O valor para uso não foi revelado pelo Tricolor, mas segundo o proprietário do espaço, Geraldo Barcelos, é praticamente simbólico. "Naturalmente eles pagam um valor, mas nada de absurdo", diz.

O motivo principal para a estada forçada e dispendiosa é o gramado da Vila Ca­­panema, muito ruim neste início de temporada. Treinos, jogos do Tricolor e do Atlético, e agora até adversários do Furacão na Libertadores usando o estádio antes das partidas. Tudo isso afasta o dono do próprio patrimônio.

"Quando joguei aqui em 2011 era outro tipo de grama e era bem melhor que essa", reclama o atacante Giancarlo, que jogou para a ‘natureza’ a resolução do problema. "Parece que não molham o campo, ficam esperando pela natureza [resolver], é difícil", completa.

A Grasstecno, empresa responsável pela manutenção do gramado, se defende ao dizer que não houve tempo suficiente para ajustar o campo para a temporada. O último jogo na Vila foi no dia 30 de novembro, entre Pa­­raná e Icasa, e a primeira sessão de treinamento foi no dia 13 de janeiro: 45 dias. O intervalo ideal, segundo o engenheiro agrônomo Dênis Renaux, da Grasstecno, é de 60 dias.

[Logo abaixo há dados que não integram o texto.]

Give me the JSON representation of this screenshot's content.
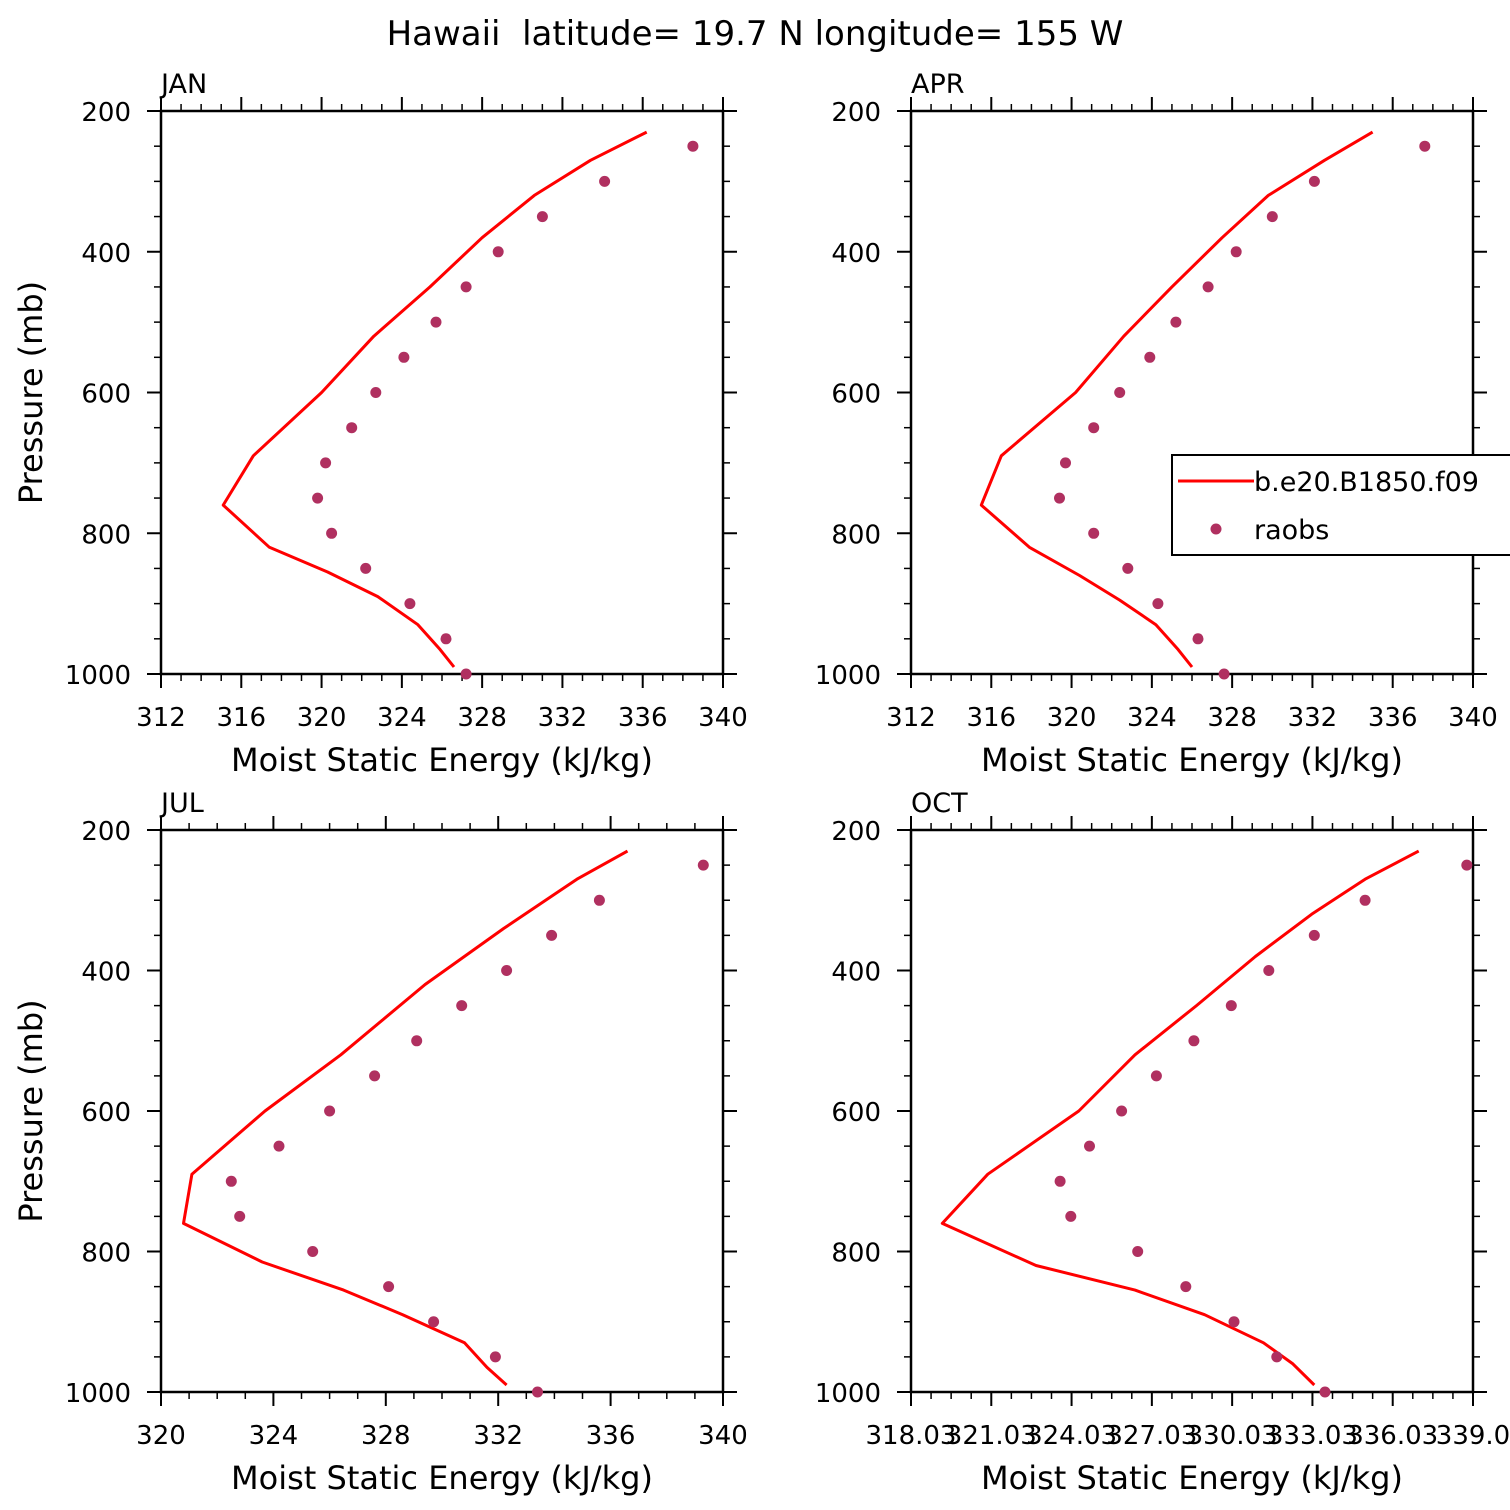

Como medida emergencial, a empresa colocou areia para nivelar o gramado, piorando o aspecto sem resolver o transtorno. Um problema ainda maior devido às altas temperaturas registradas em 2014 em Curitiba. "Não temos água suficiente. Um campo de futebol precisa de 50 a 60 mil litros de água por dia. E lá a capacidade de fornecimento é de 20 mil litros", explica Renaux.

Enquanto a situação do Du­­rival Britto e Silva não se resolve, o técnico Milton Men­­des tem comandado duas sessões de treino na semana por lá, em geral na véspera e no dia seguinte às partidas.

O plano B, que deveria ser a primeira opção, a Vila Olímpica, não está em condições de uso, aguardando reformas na infraestrutura, em especial no vestiário, e com a grama imprópria para a prática do futebol. O local também não teria agradado o comandante paranista.

"A Vila Olímpica está em recuperação porque ficou muito ruim depois do ano passado, quando foi bastante utilizada. Estamos tratando do assunto", garante o vice-presidente de futebol, Celso Bittencourt. A partir de maio de 2013, o estádio foi usado apenas duas vezes para jogos oficiais, uma pelo Atlético e outra pelo Paraná.

O CT do Ninho da Gralha, a terceira via, também não está pronto para receber a equipe principal. Somente três dos sete campos estão disponíveis, só que são usados pelas categorias de base. Arrumar os outros quatro, entretanto, exige investimento do clube, que não está preparado para fazê-lo por enquanto.

"Certamente com todos os campos teríamos mais treinamentos do profissional e daríamos uma boa opção de trabalho", lamenta o vice Bittencourt.